Dropping out might create momentary relief, but the resentment from the other side might follow you around and create lasting grief. If you want to maximize your wellbeing, I would chat with a therapist, and go to the wedding knowing you’re witnessing your friend just going through a rough stage. You’re all young. There’s lots of time for everyone to grow up and be close again.
I’ve been in about 8 weddings. None of them were perfect and honestly being a bridesmaids 8 times convinced me to elope with my husband. Believe it or not, weddings can be messy from managing the expectations of family and friends. I hate to tell you this, but you’re experiencing what typically happens with bridal parties which are burn outs, strained relationships, and boundaries crossed. Monster brides are a real thing and maybe it’s from all the planning that makes them that way. Who knows.
Do the wedding and then move on with your friendship from there. If you divert from the wedding now, you’ll be dealing with the fall out instead of just silently fading into the background, which happens to many bridesmaids after a wedding. You’ll get what you want organically. 2 months before the wedding is too late.
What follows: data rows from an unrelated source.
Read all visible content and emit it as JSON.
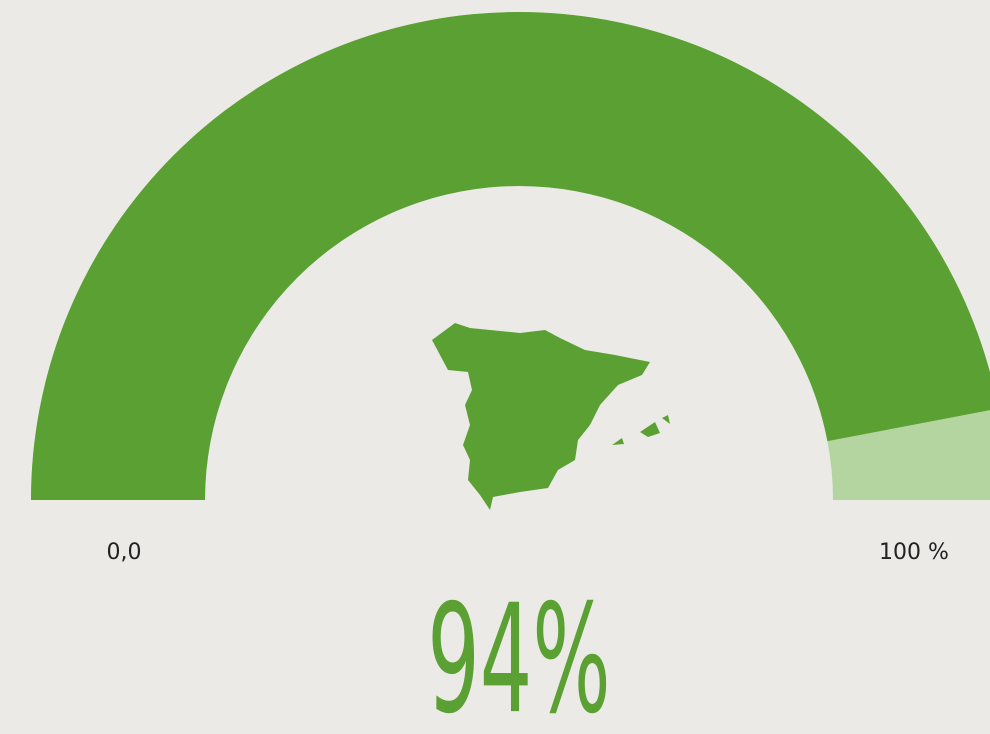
{
  "chart_data": {
    "type": "gauge",
    "values": [
      94
    ],
    "value_labels": [
      "94%"
    ],
    "ylim": [
      0,
      100
    ],
    "yticks": [
      {
        "value": 0,
        "label": "0,0"
      },
      {
        "value": 100,
        "label": "100 %"
      }
    ],
    "color": "#5aa032",
    "track_color": "#b4d5a0"
  }
}
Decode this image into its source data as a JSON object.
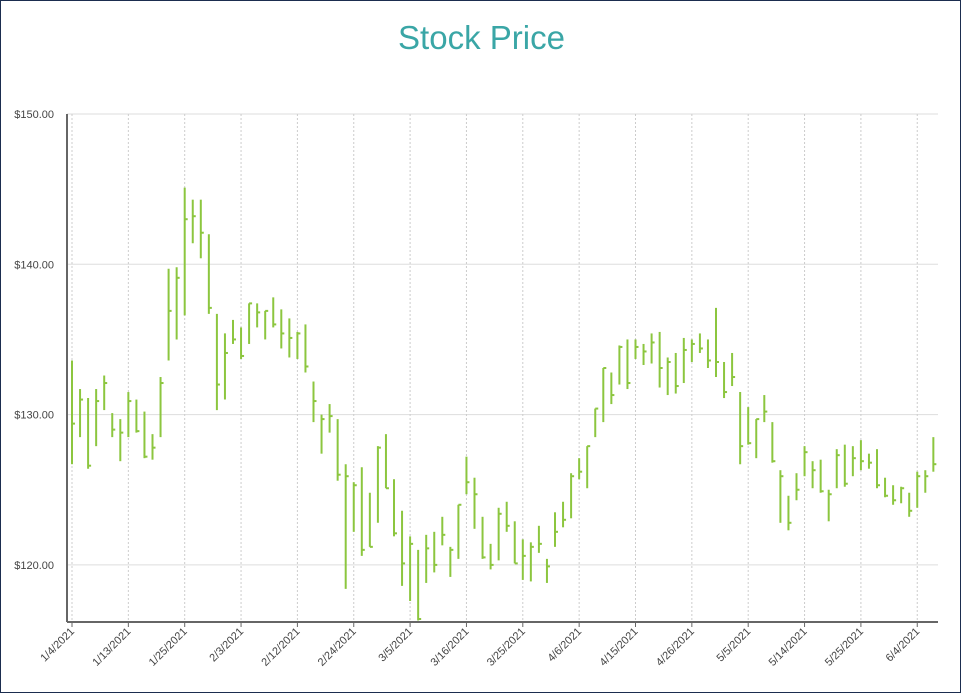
{
  "chart_data": {
    "type": "hlc",
    "title": "Stock Price",
    "xlabel": "",
    "ylabel": "",
    "ylim": [
      116.2,
      150
    ],
    "y_ticks": [
      120,
      130,
      140,
      150
    ],
    "y_tick_labels": [
      "$120.00",
      "$130.00",
      "$140.00",
      "$150.00"
    ],
    "x_tick_labels": [
      "1/4/2021",
      "1/13/2021",
      "1/25/2021",
      "2/3/2021",
      "2/12/2021",
      "2/24/2021",
      "3/5/2021",
      "3/16/2021",
      "3/25/2021",
      "4/6/2021",
      "4/15/2021",
      "4/26/2021",
      "5/5/2021",
      "5/14/2021",
      "5/25/2021",
      "6/4/2021"
    ],
    "x_tick_every": 7,
    "grid": true,
    "colors": {
      "bar": "#8cc63f",
      "title": "#3aa6a6",
      "grid": "#dddddd",
      "axis": "#666666"
    },
    "dates": [
      "1/4",
      "1/5",
      "1/6",
      "1/7",
      "1/8",
      "1/11",
      "1/12",
      "1/13",
      "1/14",
      "1/15",
      "1/19",
      "1/20",
      "1/21",
      "1/22",
      "1/25",
      "1/26",
      "1/27",
      "1/28",
      "1/29",
      "2/1",
      "2/2",
      "2/3",
      "2/4",
      "2/5",
      "2/8",
      "2/9",
      "2/10",
      "2/11",
      "2/12",
      "2/16",
      "2/17",
      "2/18",
      "2/19",
      "2/22",
      "2/23",
      "2/24",
      "2/25",
      "2/26",
      "3/1",
      "3/2",
      "3/3",
      "3/4",
      "3/5",
      "3/8",
      "3/9",
      "3/10",
      "3/11",
      "3/12",
      "3/15",
      "3/16",
      "3/17",
      "3/18",
      "3/19",
      "3/22",
      "3/23",
      "3/24",
      "3/25",
      "3/26",
      "3/29",
      "3/30",
      "3/31",
      "4/1",
      "4/5",
      "4/6",
      "4/7",
      "4/8",
      "4/9",
      "4/12",
      "4/13",
      "4/14",
      "4/15",
      "4/16",
      "4/19",
      "4/20",
      "4/21",
      "4/22",
      "4/23",
      "4/26",
      "4/27",
      "4/28",
      "4/29",
      "4/30",
      "5/3",
      "5/4",
      "5/5",
      "5/6",
      "5/7",
      "5/10",
      "5/11",
      "5/12",
      "5/13",
      "5/14",
      "5/17",
      "5/18",
      "5/19",
      "5/20",
      "5/21",
      "5/24",
      "5/25",
      "5/26",
      "5/27",
      "5/28",
      "6/1",
      "6/2",
      "6/3",
      "6/4",
      "6/7",
      "6/8"
    ],
    "high": [
      133.6,
      131.7,
      131.1,
      131.7,
      132.6,
      130.1,
      129.7,
      131.5,
      131.0,
      130.2,
      128.7,
      132.5,
      139.7,
      139.8,
      145.1,
      144.3,
      144.3,
      142.0,
      136.7,
      135.4,
      136.3,
      135.8,
      137.4,
      137.4,
      136.9,
      137.8,
      137.0,
      136.4,
      135.5,
      136.0,
      132.2,
      130.0,
      130.7,
      129.7,
      126.7,
      125.5,
      126.5,
      124.8,
      127.9,
      128.7,
      125.7,
      123.6,
      121.9,
      121.0,
      122.0,
      122.2,
      123.2,
      121.2,
      124.0,
      127.2,
      125.8,
      123.2,
      121.4,
      123.8,
      124.2,
      122.9,
      121.7,
      121.5,
      122.6,
      120.4,
      123.5,
      124.2,
      126.1,
      127.1,
      127.9,
      130.4,
      133.1,
      132.8,
      134.6,
      135.0,
      135.0,
      134.7,
      135.4,
      135.5,
      133.8,
      134.1,
      135.1,
      135.0,
      135.4,
      135.0,
      137.1,
      133.5,
      134.1,
      131.5,
      130.5,
      129.7,
      131.3,
      129.5,
      126.3,
      124.6,
      126.1,
      127.9,
      126.9,
      127.0,
      125.0,
      127.7,
      128.0,
      127.9,
      128.3,
      127.4,
      127.7,
      125.8,
      125.3,
      125.2,
      124.8,
      126.2,
      126.3,
      128.5
    ],
    "low": [
      126.7,
      128.5,
      126.4,
      127.9,
      130.3,
      128.5,
      126.9,
      128.5,
      128.8,
      127.1,
      127.0,
      128.5,
      133.6,
      135.0,
      136.6,
      141.4,
      140.4,
      136.7,
      130.3,
      131.0,
      134.7,
      133.7,
      134.7,
      135.8,
      135.0,
      135.8,
      134.4,
      133.8,
      133.7,
      132.8,
      129.5,
      127.4,
      128.8,
      125.6,
      118.4,
      122.2,
      120.6,
      121.2,
      122.8,
      125.1,
      121.9,
      118.6,
      117.6,
      116.3,
      118.8,
      119.5,
      121.3,
      119.2,
      120.4,
      124.7,
      122.4,
      120.4,
      119.7,
      120.3,
      122.2,
      120.1,
      119.0,
      118.9,
      120.8,
      118.8,
      121.2,
      122.5,
      123.1,
      125.7,
      125.1,
      128.5,
      129.5,
      130.7,
      132.0,
      131.7,
      133.7,
      133.3,
      133.4,
      131.8,
      131.3,
      131.4,
      132.1,
      133.5,
      134.1,
      133.1,
      132.5,
      131.1,
      131.9,
      126.7,
      128.0,
      127.1,
      129.5,
      126.8,
      122.8,
      122.3,
      124.3,
      125.9,
      125.1,
      124.8,
      122.9,
      125.1,
      125.2,
      125.9,
      126.3,
      126.4,
      125.1,
      124.5,
      124.0,
      124.1,
      123.2,
      123.8,
      124.8,
      126.2
    ],
    "close": [
      129.4,
      131.0,
      126.6,
      130.9,
      132.1,
      129.0,
      128.8,
      130.9,
      128.9,
      127.2,
      127.8,
      132.1,
      136.9,
      139.1,
      143.0,
      143.2,
      142.1,
      137.1,
      132.0,
      134.1,
      135.0,
      133.9,
      137.4,
      136.8,
      136.9,
      136.0,
      135.4,
      135.1,
      135.4,
      133.2,
      130.9,
      129.7,
      129.9,
      126.0,
      125.9,
      125.3,
      121.0,
      121.2,
      127.8,
      125.1,
      122.1,
      120.1,
      121.4,
      116.4,
      121.1,
      120.0,
      122.0,
      121.0,
      124.0,
      125.5,
      124.7,
      120.5,
      120.0,
      123.4,
      122.6,
      120.1,
      120.6,
      121.2,
      121.4,
      119.9,
      122.2,
      123.0,
      125.9,
      126.2,
      127.9,
      130.4,
      133.1,
      131.3,
      134.5,
      132.1,
      134.5,
      134.2,
      134.8,
      133.1,
      133.5,
      131.9,
      134.3,
      134.7,
      134.4,
      133.6,
      133.5,
      131.5,
      132.5,
      127.9,
      128.1,
      129.7,
      130.2,
      126.9,
      125.9,
      122.8,
      125.0,
      127.5,
      126.3,
      124.9,
      124.7,
      127.3,
      125.4,
      127.1,
      126.9,
      126.8,
      125.3,
      124.6,
      124.3,
      125.1,
      123.6,
      125.9,
      125.9,
      126.7
    ]
  }
}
This whole moral ambiguity thing is really you just judging her for everything she does, you realize this right? You don’t even sound like you like her from this post, so I suggest you just drop her after the wedding.
I think it’s fine to drop out of this mess and understand that the friendship is over – honestly sounds like you two mostly grew apart anyway, but there’s absolutely no reason to put yourself through this. Literally nobody will notice.